Washington political observer Marc Beauchamp is spending his spring break in Beaufort, S.C.

"Yesterday, I took a horse-drawn carriage through the charming historic neighborhood that moviegoers will recognize from 'The Big Chill,' 'The Great Santini' and 'Prince of Tides,'" he writes. "During the filming of the latter, Barbra Streisand apparently didn't endear herself to the locals.

"She rented one of the historic homes and promptly erected a 10-foot-high black fence, to deter the curious. Then, according to my carriage driver, around [6 a.m.] one morning she was awakened by the sounds of jets flying overhead from the nearby Marine air station (this being during the Gulf War).

"According to my guide … Streisand then complained by phone to the local commanding officer and told him she didn't want it to happen again. He reportedly responded, 'I'll see what I can do about it.' The next morning the jets roared over at 5 a.m."

Aging Democrats

The Democratic National Committee's new super-donor, television mogul Haim Saban, says his motivation for making the largest political gift in history to help fund the DNC's new headquarters came from DNC Chairman Terry McAuliffe.

Mr. McAuliffe urged on Mr. Saban after lamenting that "Republicans' small-donor list is 40 times larger than the Democrats' and the average age of Republican small donors is 48, while the Democrats' average age is 68."

To which David Kralik, of Americans for Tax Reform, remarks: "And Terry only proves his own point by accepting a $7 million check from a 56-year-old guy. Do you think maybe they have a problem attracting smaller contributions from younger people?"

Foreign loot

Familiar faces of George Washington and Abraham Lincoln won't adorn all the new currency set to roll out of the U.S. Bureau of Engraving and Printing.

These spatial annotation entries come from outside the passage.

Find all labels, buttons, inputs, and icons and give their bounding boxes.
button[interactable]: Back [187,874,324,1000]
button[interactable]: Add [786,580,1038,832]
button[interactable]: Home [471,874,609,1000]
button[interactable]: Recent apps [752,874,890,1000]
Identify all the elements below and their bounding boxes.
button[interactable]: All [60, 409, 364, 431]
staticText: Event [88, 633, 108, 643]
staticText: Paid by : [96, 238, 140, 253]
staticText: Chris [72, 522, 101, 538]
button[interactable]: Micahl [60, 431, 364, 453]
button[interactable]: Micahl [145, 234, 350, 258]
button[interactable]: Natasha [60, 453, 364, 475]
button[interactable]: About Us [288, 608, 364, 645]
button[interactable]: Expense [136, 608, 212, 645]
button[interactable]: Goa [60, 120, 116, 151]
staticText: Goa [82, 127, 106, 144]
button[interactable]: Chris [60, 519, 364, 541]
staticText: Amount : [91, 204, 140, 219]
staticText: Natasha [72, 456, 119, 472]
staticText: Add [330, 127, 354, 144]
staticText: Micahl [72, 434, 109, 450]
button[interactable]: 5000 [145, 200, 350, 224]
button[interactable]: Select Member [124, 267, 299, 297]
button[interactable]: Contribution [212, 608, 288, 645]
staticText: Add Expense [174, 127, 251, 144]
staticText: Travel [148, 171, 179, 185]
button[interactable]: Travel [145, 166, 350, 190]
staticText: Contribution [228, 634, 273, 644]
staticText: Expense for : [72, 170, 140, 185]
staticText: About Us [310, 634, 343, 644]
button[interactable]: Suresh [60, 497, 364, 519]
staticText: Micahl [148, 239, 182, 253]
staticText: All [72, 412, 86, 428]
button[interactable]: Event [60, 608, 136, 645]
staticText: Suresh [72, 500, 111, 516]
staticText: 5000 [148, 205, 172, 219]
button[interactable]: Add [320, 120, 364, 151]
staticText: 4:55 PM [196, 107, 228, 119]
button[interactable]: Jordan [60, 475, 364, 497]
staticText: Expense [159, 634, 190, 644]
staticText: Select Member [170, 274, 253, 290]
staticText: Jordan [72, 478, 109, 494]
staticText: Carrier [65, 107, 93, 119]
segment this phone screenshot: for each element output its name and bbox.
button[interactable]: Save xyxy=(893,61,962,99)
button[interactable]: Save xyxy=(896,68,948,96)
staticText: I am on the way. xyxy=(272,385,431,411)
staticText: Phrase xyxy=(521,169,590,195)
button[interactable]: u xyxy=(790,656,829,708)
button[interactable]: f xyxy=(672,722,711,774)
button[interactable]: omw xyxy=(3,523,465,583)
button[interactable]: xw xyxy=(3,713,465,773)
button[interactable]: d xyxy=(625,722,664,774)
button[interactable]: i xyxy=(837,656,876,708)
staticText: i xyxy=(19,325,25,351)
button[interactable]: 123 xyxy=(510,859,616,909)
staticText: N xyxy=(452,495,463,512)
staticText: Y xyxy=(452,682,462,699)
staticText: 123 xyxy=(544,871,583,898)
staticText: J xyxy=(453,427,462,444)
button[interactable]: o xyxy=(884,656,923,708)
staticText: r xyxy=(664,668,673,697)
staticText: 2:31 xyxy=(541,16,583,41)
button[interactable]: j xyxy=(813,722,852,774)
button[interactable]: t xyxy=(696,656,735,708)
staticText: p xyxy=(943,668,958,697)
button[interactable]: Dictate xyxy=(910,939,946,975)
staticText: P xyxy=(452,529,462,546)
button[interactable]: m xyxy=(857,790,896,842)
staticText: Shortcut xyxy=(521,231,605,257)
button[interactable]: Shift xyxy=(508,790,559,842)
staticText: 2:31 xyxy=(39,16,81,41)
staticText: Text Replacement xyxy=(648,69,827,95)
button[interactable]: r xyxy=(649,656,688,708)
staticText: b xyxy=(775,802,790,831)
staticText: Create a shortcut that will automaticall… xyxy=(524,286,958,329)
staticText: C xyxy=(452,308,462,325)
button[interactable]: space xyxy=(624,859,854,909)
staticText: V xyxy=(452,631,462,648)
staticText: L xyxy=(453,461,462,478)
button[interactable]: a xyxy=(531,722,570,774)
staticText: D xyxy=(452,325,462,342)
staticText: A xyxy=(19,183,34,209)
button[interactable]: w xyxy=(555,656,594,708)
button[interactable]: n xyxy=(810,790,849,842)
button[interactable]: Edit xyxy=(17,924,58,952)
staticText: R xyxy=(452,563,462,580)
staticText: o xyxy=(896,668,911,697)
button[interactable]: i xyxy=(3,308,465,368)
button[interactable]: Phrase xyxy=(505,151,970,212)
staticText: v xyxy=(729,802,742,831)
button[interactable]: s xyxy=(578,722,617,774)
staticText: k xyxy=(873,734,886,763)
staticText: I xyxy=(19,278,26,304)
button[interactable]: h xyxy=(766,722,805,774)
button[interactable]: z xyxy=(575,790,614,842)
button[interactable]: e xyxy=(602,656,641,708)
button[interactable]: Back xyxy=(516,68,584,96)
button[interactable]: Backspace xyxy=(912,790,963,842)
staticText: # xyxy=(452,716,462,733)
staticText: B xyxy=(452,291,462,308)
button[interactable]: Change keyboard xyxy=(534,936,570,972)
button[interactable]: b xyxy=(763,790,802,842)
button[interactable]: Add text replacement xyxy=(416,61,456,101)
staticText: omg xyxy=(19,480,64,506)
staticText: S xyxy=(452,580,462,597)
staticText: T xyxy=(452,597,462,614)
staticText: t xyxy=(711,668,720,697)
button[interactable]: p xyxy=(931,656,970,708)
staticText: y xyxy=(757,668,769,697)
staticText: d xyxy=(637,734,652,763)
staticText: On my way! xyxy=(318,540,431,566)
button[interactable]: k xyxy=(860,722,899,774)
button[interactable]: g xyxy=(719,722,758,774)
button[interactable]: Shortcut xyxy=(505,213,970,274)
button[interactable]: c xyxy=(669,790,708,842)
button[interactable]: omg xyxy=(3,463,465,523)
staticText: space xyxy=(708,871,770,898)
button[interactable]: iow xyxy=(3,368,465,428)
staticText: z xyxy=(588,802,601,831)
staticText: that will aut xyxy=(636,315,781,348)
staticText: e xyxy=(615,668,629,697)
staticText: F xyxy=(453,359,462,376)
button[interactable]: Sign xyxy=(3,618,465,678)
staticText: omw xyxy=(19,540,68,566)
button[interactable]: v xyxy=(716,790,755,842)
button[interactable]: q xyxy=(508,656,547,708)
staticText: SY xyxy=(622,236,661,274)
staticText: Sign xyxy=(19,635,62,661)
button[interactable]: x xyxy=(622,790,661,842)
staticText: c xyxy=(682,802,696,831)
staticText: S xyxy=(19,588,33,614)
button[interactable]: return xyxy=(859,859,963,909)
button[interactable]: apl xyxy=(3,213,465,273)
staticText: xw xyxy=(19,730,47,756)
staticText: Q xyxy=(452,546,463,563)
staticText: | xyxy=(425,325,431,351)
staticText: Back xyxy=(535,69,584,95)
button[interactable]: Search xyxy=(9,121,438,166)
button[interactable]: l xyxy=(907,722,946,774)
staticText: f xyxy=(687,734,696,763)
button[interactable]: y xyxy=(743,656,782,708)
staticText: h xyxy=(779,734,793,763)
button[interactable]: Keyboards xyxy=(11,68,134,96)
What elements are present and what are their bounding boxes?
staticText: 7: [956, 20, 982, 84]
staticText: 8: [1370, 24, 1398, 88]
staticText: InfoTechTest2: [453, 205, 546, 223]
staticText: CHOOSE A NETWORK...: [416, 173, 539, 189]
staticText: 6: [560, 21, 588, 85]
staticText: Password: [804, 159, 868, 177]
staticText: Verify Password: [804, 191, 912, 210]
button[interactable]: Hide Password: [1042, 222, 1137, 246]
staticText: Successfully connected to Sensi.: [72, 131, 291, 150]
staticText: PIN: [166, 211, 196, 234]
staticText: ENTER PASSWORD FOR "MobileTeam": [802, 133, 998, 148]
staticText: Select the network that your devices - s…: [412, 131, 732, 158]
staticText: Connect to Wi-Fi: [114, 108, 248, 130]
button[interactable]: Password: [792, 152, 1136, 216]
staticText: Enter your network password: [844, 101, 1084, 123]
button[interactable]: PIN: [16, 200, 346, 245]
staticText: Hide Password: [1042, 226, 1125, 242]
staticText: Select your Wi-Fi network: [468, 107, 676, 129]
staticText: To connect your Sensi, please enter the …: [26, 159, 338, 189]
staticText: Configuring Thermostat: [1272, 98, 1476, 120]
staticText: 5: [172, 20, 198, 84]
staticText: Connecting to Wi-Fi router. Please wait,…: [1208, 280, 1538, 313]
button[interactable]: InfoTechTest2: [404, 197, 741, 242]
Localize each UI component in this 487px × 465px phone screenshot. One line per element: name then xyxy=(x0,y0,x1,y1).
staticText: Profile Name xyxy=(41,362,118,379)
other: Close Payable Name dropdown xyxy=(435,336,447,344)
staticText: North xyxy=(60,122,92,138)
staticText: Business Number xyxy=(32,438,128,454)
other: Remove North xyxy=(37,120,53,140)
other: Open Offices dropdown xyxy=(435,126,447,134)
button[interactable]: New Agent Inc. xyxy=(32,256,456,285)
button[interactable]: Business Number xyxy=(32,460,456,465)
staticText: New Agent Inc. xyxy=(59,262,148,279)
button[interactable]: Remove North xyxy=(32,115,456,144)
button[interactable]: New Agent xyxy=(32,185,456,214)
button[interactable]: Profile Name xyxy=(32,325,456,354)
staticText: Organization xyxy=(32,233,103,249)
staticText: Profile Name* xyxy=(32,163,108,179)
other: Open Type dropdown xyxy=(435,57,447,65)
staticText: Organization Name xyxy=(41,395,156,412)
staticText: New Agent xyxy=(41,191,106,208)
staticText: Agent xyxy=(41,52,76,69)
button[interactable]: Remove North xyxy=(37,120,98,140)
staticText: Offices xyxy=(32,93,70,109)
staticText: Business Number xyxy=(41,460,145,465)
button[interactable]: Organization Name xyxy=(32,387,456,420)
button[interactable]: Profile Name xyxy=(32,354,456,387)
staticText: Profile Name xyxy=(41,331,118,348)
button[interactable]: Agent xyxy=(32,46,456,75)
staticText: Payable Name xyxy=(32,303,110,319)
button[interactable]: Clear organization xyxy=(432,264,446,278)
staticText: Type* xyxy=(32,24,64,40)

That's because Uncle Sam's official moneymaker was given the go-ahead by Congress to produce currency, postage stamps, and other security documents for foreign governments (taxpayers will be reimbursed for the full cost of the production).

The idea is twofold: to provide foreign governments with cutting-edge, anti-counterfeiting, stable currency systems, while helping facilitate international commerce.